Cremos que chegou a hora de pensar se tal marco conceitual e ideológico, situado no mais puro paradigma jusnaturalista, facilita ou dificulta práticas sociais de promoção dos direitos em um contexto de pós-guerra fria e de legitimações economicistas das políticas econômicas e sociais tanto em nível nacional quanto global.

Hoje em dia, depois das grandes transformações neoliberais do sistema de relações baseado no capital, temos uma perspectiva mais ampla para abordar os direitos humanos a partir de novas circunstâncias econômicas, sociais, políticas e culturais com que nós, comprometidos com a geração de disposições críticas e antagônicas frente a essa ordem global injusta e desigual, nos deparamos. Assim, é necessário contextualizar as polêmicas em que nos inserimos, a fim de concretizar a ideia da dignidade a partir do contexto do “novo espírito do capitalismo”. (HERRERA FLORES, 2009. p.105)

Nessa perspectiva, os direitos humanos tanto em alguns postulados internacionais quanto nacionais foram formalmente efetivados, desde a Declaração Universal dos Direitos Humanos até dispositivos constitucionais no ordenamento jurídico pátrio, de modo que esse entrelace e compromisso da comunidade internacional e dos Estados, assumem suma importância na promoção e proteção desses direitos, os quais, inegavelmente, têm a sua raiz na garantia do mínimo digno ao ser humano.

Nesse tom, dentro processo penal, no qual há a maior tensão entre a força estatal e as garantias individuais  há o direito de punir, o qual se desenrola em três momentos: o primeiro, quando do mandamento do legislador para que o destinatário da norma se abstenha de praticar o ato tipificado como crime, sob pena de sanção; o segundo momento, quando a norma penal é desrespeitada, gerando o direito do Estado à persecução penal, na busca de dar efetividade à ameaça antes genérica; no terceiro momento, se sobrevier ao fim do processo penal uma condenação, surge o direito à execução desta sanção (REALE JÚNIOR, 2000. p.27).

Nos ateremos ao direito à execução de uma sanção penal, o qual, como dito, tem como instrumento a Lei de Execuções Penais, cujo objetivo precípuo é a integração social do condenado, como forma de verdadeira humanização daquele que cometeu algum crime.
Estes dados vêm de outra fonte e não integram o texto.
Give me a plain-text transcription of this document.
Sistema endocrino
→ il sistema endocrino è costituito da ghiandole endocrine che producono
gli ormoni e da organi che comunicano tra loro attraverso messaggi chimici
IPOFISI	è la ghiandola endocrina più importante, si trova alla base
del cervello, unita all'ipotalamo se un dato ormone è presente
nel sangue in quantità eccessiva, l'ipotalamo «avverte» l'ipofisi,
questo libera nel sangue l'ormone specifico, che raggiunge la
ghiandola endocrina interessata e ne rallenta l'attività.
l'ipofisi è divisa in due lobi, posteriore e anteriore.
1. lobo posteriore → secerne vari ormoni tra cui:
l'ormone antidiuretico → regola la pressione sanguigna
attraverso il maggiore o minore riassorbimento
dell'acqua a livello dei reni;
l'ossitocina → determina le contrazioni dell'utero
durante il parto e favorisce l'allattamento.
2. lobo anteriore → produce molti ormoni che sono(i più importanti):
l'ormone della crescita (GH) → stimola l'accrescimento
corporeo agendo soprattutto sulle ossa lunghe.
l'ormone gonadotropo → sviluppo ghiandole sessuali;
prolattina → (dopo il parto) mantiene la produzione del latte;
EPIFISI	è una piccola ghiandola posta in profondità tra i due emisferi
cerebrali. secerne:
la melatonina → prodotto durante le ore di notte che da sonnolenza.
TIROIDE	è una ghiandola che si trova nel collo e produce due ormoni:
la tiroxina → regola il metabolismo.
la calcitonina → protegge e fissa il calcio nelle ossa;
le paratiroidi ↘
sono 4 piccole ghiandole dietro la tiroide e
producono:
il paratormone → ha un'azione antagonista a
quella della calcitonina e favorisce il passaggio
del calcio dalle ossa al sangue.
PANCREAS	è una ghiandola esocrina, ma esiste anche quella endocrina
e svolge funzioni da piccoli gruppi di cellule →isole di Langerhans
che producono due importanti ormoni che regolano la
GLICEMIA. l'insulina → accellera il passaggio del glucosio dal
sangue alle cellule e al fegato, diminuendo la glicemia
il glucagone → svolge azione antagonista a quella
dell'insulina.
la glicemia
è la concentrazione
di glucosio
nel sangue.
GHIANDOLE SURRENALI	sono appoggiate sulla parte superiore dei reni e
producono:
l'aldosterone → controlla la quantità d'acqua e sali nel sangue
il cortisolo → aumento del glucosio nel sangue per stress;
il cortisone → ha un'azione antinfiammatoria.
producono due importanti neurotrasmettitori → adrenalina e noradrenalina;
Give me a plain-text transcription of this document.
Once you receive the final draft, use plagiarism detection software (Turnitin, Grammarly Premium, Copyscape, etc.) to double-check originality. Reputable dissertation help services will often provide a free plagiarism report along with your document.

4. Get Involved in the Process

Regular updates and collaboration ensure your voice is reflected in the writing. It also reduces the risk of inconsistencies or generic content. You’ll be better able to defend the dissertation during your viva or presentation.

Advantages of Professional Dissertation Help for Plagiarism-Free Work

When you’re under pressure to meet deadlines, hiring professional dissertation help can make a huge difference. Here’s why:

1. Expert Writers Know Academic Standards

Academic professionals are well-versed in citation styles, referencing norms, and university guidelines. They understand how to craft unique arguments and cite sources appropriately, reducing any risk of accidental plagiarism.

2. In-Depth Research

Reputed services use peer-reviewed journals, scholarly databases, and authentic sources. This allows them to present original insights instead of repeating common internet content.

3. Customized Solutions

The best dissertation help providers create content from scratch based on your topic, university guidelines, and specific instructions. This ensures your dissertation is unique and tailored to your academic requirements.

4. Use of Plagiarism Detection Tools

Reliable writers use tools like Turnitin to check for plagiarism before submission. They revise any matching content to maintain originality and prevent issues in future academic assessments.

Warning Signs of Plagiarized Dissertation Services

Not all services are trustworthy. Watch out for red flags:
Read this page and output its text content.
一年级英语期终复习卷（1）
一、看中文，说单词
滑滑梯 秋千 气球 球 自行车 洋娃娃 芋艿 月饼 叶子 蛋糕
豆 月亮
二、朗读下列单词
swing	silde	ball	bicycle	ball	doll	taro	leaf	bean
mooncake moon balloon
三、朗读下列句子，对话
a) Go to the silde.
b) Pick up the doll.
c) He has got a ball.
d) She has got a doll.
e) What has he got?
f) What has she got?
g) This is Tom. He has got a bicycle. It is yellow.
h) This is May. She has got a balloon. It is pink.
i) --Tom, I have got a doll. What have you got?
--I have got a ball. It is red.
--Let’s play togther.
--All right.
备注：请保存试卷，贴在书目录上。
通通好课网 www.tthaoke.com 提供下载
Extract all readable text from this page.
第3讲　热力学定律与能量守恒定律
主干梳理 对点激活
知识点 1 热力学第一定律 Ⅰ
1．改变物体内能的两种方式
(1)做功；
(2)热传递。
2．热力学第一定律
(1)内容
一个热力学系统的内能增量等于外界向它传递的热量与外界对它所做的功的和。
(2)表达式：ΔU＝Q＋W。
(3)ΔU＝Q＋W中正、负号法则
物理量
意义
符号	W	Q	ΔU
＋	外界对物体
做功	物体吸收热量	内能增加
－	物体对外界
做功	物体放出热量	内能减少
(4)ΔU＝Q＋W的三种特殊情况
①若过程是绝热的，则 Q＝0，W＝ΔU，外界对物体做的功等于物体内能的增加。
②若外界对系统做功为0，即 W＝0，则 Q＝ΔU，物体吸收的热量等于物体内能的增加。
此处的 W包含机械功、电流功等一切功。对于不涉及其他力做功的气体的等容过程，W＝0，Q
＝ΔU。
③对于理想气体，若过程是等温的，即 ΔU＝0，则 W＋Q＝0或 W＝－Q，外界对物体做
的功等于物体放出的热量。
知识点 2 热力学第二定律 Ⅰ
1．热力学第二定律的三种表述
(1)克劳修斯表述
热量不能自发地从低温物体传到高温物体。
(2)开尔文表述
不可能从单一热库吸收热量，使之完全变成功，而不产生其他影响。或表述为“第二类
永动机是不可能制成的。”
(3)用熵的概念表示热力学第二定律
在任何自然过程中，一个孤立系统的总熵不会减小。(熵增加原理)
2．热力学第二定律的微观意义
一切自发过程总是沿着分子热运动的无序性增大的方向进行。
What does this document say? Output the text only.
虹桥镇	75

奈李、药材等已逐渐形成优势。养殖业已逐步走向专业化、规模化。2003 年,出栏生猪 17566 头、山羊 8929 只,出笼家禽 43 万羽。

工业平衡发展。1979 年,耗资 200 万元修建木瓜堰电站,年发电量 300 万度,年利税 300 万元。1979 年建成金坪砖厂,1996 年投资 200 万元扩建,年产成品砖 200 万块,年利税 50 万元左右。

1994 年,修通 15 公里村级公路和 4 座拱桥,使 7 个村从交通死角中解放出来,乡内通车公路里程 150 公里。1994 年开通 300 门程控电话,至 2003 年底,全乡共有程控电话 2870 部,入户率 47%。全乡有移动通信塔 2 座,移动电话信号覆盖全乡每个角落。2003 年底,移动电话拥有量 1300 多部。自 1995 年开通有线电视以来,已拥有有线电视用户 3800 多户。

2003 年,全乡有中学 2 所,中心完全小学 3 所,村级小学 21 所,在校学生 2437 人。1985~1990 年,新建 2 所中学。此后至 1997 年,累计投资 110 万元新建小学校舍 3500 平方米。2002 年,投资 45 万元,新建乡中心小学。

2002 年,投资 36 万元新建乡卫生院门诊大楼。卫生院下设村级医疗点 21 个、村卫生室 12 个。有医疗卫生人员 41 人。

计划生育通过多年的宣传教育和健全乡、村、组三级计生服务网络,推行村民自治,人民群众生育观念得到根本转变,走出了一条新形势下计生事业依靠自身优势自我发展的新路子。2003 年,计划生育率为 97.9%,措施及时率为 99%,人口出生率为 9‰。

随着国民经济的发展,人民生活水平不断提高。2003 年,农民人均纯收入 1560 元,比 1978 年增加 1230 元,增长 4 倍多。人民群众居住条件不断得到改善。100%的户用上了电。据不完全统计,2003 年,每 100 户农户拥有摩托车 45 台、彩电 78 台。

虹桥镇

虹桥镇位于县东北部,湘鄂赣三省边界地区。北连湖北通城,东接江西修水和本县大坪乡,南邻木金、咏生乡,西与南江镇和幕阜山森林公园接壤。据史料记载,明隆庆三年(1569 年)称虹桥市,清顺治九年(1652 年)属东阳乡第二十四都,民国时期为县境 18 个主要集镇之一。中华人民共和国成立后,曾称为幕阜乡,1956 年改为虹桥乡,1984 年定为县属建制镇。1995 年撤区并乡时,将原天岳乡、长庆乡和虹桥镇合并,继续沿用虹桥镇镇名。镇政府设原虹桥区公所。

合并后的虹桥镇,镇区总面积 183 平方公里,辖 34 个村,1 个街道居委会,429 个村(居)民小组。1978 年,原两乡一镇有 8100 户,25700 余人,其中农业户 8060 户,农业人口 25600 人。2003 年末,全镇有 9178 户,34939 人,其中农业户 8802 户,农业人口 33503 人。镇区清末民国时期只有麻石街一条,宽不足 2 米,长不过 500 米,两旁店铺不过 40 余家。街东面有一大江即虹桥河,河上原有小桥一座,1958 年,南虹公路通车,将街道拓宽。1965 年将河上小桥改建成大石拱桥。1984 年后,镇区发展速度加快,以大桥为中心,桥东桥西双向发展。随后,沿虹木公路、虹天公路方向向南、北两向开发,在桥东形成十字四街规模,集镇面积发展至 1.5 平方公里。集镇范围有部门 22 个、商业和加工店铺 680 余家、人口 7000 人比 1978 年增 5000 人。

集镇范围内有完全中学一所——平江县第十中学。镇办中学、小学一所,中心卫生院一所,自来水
Objetiva-se, por meio da execução penal, punir, porém, também, humanizar.

Assim, para alcançar esse caráter humanizador da pena, é necessário que se tenha em mente, de modo firme e indefectível, que o condenado é um sujeito de direitos e deveres, que devem ser respeitados, sob pena de desviar a pena de sua finalidade. Tanto é assim que em vários artigos da referida lei, reafirma-se o princípio humanitário da pena, como por exemplo, no artigo 40, no qual proclama-se que que todas as autoridades estão obrigadas a respeitar a integridade física e moral dos condenados e dos presos provisórios.

Ainda, o legislador, preocupado com o caráter humanitário da pena e influenciado por um pulsante movimento em defesa dos direitos humanos, fruto da sociedade mencionada, positivou outras normas a serem observadas com o fito de dar dignidade àquele que cumpre a sanção penal, como o art. 85 da aludida lei dispondo que o “estabelecimento penal deverá ter lotação compatível com sua estrutura e finalidade”.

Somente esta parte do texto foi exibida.